Interpretation
The present study emphasises the importance of vital signs and the early recognition of infection for preventing a rapid infectious sequala. The regression analysis of the characteristics and clinical course of the 13 women whose pregnancy had been complicated with STSS and who were admitted to the ICU revealed that tachycardia as the first presenting sign and delay in providing antibiotic treatment were independent risk factors for severe infection that led to STSS and hospitalisation in the ICU. It is noteworthy that a high level of suspicion of STSS is always warranted because no single risk factor, specific clinical sign, or laboratory point to this serious complication. Since vital signs have been demonstrated as being of the utmost clinical importance with regard to infection prediction in cases of delay, the implementation of simple wearable technologies with the capacity for continuous monitoring of vitals should be considered.

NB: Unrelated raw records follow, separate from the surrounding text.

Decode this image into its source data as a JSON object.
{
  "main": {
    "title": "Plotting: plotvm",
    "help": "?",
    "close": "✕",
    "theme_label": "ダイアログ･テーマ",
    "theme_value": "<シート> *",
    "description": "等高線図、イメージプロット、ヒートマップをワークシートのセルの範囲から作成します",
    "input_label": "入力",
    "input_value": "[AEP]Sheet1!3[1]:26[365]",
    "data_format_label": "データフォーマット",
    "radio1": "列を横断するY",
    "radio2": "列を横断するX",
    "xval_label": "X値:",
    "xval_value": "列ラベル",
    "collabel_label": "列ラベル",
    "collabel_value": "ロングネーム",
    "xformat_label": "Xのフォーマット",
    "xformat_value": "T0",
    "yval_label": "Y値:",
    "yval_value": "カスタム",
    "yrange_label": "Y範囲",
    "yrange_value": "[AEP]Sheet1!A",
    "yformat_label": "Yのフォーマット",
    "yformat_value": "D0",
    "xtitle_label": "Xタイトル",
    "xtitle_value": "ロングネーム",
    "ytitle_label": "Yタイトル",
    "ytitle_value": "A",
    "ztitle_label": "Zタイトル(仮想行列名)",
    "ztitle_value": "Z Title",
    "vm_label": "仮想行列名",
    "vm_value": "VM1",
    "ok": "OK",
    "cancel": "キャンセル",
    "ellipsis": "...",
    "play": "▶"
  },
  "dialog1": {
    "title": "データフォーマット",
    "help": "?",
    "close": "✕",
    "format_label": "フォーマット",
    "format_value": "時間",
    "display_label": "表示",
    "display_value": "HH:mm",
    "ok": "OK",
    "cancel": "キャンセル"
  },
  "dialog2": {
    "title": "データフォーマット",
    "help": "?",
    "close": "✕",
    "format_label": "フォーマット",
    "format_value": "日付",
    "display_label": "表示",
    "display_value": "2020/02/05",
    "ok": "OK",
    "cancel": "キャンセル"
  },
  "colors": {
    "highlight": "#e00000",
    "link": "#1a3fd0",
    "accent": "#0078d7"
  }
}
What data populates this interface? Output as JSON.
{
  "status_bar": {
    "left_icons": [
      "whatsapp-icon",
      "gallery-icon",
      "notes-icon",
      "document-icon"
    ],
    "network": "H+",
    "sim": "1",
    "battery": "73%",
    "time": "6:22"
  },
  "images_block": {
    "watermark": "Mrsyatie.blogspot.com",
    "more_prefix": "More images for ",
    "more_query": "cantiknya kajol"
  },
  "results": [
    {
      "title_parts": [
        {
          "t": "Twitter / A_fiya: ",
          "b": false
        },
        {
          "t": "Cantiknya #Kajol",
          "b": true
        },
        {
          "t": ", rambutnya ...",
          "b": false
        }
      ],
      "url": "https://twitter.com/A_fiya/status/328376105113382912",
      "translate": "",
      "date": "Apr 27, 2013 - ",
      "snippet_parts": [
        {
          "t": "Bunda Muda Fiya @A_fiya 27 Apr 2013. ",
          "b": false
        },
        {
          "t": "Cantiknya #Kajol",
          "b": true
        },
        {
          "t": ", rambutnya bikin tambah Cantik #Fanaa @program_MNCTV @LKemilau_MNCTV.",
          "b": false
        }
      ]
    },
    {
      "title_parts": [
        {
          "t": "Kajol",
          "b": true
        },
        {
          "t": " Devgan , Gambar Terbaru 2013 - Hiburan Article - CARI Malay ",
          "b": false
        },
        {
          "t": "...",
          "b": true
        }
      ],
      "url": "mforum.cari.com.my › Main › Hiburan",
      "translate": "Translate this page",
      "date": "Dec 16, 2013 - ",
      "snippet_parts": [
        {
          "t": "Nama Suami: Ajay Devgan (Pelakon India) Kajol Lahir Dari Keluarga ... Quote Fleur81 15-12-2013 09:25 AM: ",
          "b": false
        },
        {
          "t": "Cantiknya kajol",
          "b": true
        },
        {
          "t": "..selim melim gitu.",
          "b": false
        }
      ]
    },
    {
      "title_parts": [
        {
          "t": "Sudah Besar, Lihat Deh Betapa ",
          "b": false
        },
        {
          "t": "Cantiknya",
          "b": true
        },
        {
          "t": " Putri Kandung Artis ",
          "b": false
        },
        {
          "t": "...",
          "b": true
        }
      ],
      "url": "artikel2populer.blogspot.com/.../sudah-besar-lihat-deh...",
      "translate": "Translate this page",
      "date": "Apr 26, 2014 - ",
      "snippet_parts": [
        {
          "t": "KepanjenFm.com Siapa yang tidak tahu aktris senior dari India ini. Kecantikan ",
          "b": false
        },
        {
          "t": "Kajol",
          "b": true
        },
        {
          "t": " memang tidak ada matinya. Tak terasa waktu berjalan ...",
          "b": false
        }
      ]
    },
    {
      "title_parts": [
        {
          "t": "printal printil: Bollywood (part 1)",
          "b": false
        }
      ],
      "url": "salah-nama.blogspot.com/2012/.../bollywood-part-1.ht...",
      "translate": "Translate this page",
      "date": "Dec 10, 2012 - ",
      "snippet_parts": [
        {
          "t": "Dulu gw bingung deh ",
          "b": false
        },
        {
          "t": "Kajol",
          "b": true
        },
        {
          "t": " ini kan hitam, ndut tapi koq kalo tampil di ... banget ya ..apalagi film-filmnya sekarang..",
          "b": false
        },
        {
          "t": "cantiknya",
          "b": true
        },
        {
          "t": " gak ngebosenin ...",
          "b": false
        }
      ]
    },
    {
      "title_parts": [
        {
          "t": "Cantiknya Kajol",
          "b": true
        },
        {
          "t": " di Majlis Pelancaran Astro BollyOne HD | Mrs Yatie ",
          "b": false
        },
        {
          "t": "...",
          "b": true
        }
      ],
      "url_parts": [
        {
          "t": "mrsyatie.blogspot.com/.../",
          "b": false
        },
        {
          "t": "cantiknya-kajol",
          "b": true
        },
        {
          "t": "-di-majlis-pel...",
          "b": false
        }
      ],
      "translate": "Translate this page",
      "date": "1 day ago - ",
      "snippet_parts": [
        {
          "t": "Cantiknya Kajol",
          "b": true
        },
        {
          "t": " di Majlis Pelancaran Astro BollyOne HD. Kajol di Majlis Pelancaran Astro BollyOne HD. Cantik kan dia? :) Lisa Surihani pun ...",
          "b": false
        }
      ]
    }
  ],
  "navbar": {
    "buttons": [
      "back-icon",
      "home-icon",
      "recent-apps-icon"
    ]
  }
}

Although GAS is a highly virulent pathogen, it has almost no resistance toward chemo-prophylactic agents commonly administered in labour. It was interesting to trace the natural history of patients diagnosed with GAS who received antimicrobial prophylaxis regardless of whether the source of infection was or was not known. The impact of antimicrobial prophylaxis has been described extensively by many authors as prolonging the disease-free state/latency period {Mercer, 1997, Antibiotic therapy for reduction of infant morbidity after preterm premature rupture of the membranes. A randomized controlled trial. National Institute of Child Health and Human Development Maternal-Fetal Medicine Units Network}. The eventual reduction in disease morbidity would be logical in this case, but it has yet to be proven. A large number of these individuals in the current work had received antimicrobial prophylaxis prior to undergoing a caesarean delivery, which could be a potential confounder. However, as stated in the results, the rates of caesarean delivery-related GAS infection were similar to its relative proportion in vaginal deliveries over the entire study period at the authors’ institution. Assuming that antimicrobial prophylaxis at labor may indeed reduce the risk of severe infection, and specifically STSS, the calculated number needed to treat one case of STSS by antimicrobial prophylaxis is 14,375 women. The seasonality of the incidence of GAS has been reported before (15) in a large epidemiologic survey from 1975–2012. Those authors reported a significant seasonal variation in the incidence of GAS infections. They noticed a mid- to late-winter increase from January to April in both incidence and severity of infection (the diagnoses of sepsis, STSS, and death) among children and adults (38% vs 16%, respectively, P< 0.01). Puerperal sepsis was diagnosed in only eight of their study women, precluding the drawing of any specific inferences for that subgroup. The current study had similar results, with most of the identified cases of GAS infection having occurred between October and April, although there was no significant correlation between specific emm-type and infection severity or seasonality.